NVIDIA plans to file a Registration Statement on SEC Form S-4 in connection with
the transaction, and NVIDIA and 3dfx expect to mail a Proxy Statement/Prospectus
to shareholders of 3dfx containing information about the transaction. Investors
and security holders are urged to read the Registration Statement and the Proxy
Statement/Prospectus carefully when they are available. The Registration
Statement and the Proxy Statement/Prospectus will contain important information
about NVIDIA, 3dfx, the transaction and related matters. Investors and security
holders will be able to obtain free copies of these documents through the
website maintained by the U.S. Securities and Exchange Commission at
http://www.sec.gov.
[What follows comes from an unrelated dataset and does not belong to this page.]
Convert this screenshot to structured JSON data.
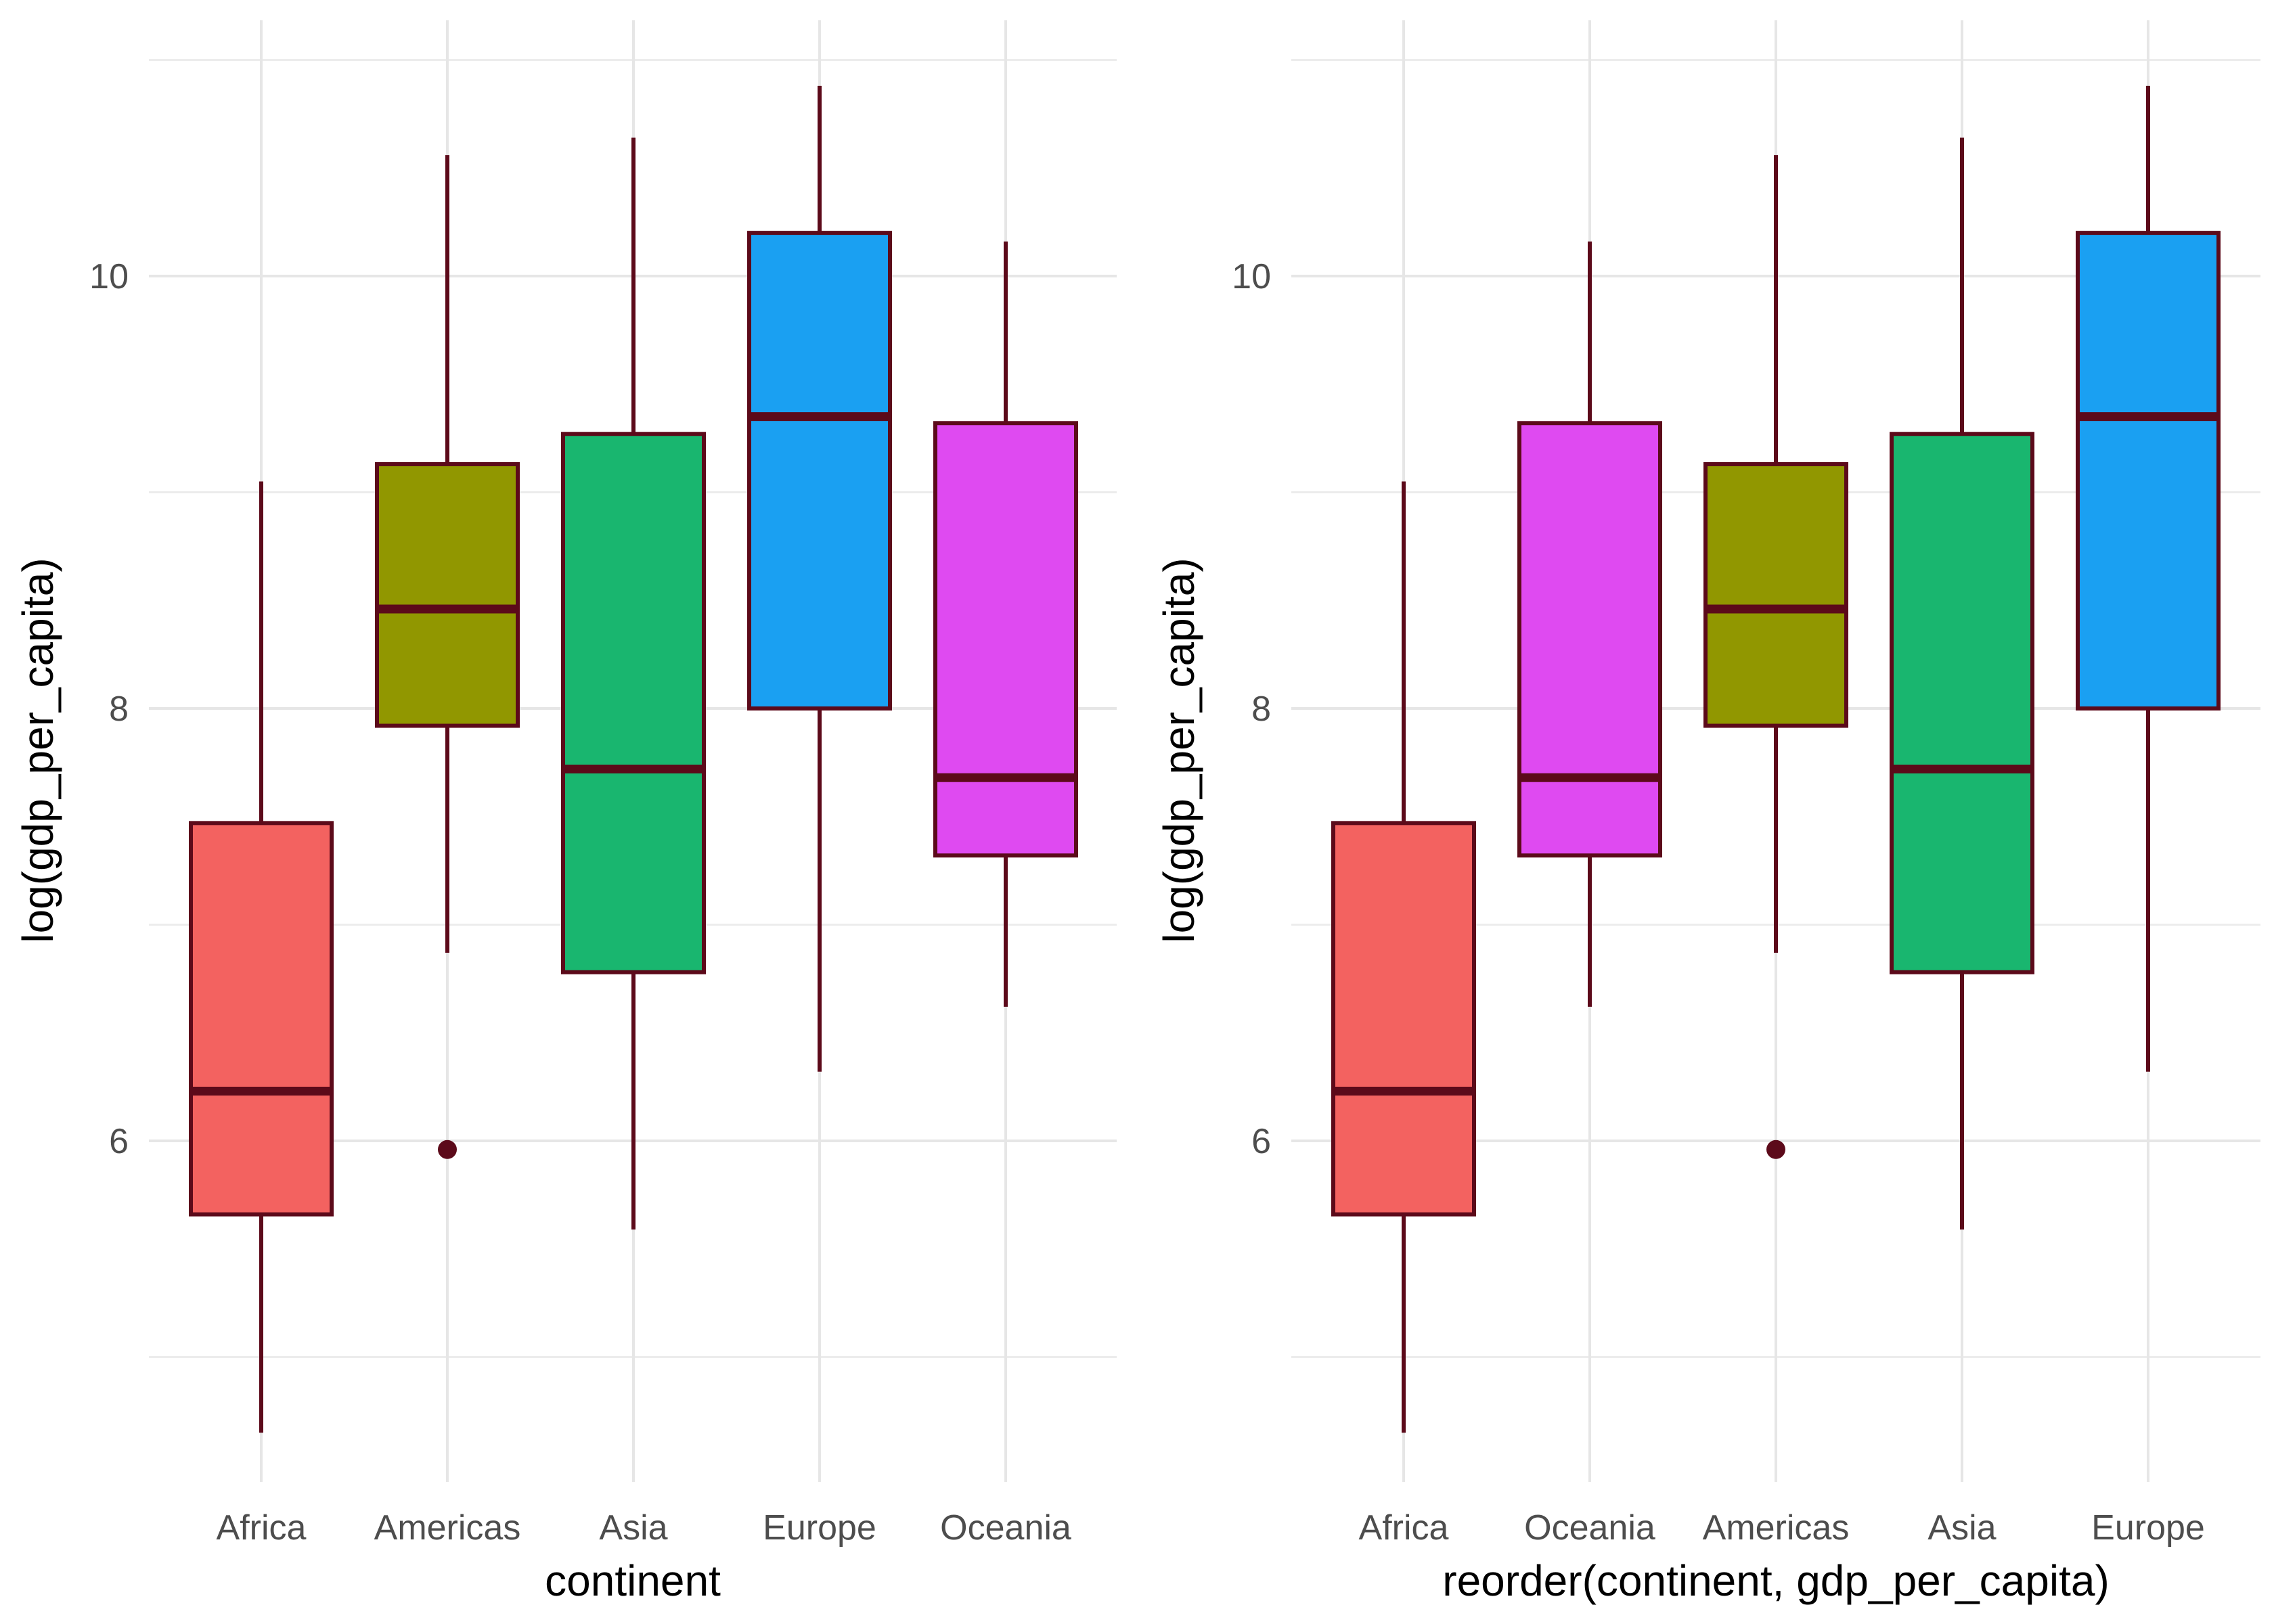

Free copies of the Proxy Statement/Prospectus and these
other documents may also be obtained from NVIDIA by directing a request through
the Investors Relations portion of NVIDIA's website at http://www.nvidia.com or
by mail to NVIDIA, 3535 Monroe Street, Santa Clara, CA 95051, attention:
Investor Relations, telephone: (408) 615-2500.

In addition to the Registration Statement and the Proxy Statement/Prospectus,
NVIDIA and 3dfx file annual, quarterly and special reports, proxy statements and
other information with the Securities and Exchange Commission. You may read and
copy any reports, statements or other information filed by NVIDIA or 3dfx at the
SEC public reference rooms at 450 Fifth Street, N.W., Washington, D.C. 20549 or
at any of the Commission's other public reference rooms in New York, New York
and Chicago, Illinois. Please call the Commission at 1-800-SEC-0330 for further
information on the public reference rooms. NVIDIA's and 3dfx's filings with the
Commission are also available to the public from commercial document-retrieval
services and at the website maintained by the Commission at http://www.sec.gov.

     Interests of Certain Persons in the Transaction.

The directors and executive officers of NVIDIA and 3dfx have interests in the
transaction, some of which may differ from, or may be in addition to, those of
3dfx's shareholders generally.  A description of the interests that NVIDIA's and
3dfx's directors and executive officers have in the transaction will be
available in the Proxy Statement/Prospectus.  3dfx will be and certain of its
directors, executive officers and other members of 3dfx's management and
employees may be soliciting proxies from 3dfx shareholders in favor of the
transaction.  The directors and officers of NVIDIA may be deemed to be
participants in 3dfx's solicitation of proxies.  Information concerning the
participants will be set forth in the Proxy Statement/Prospectus when its filed
with the Securities and Exchange Commission.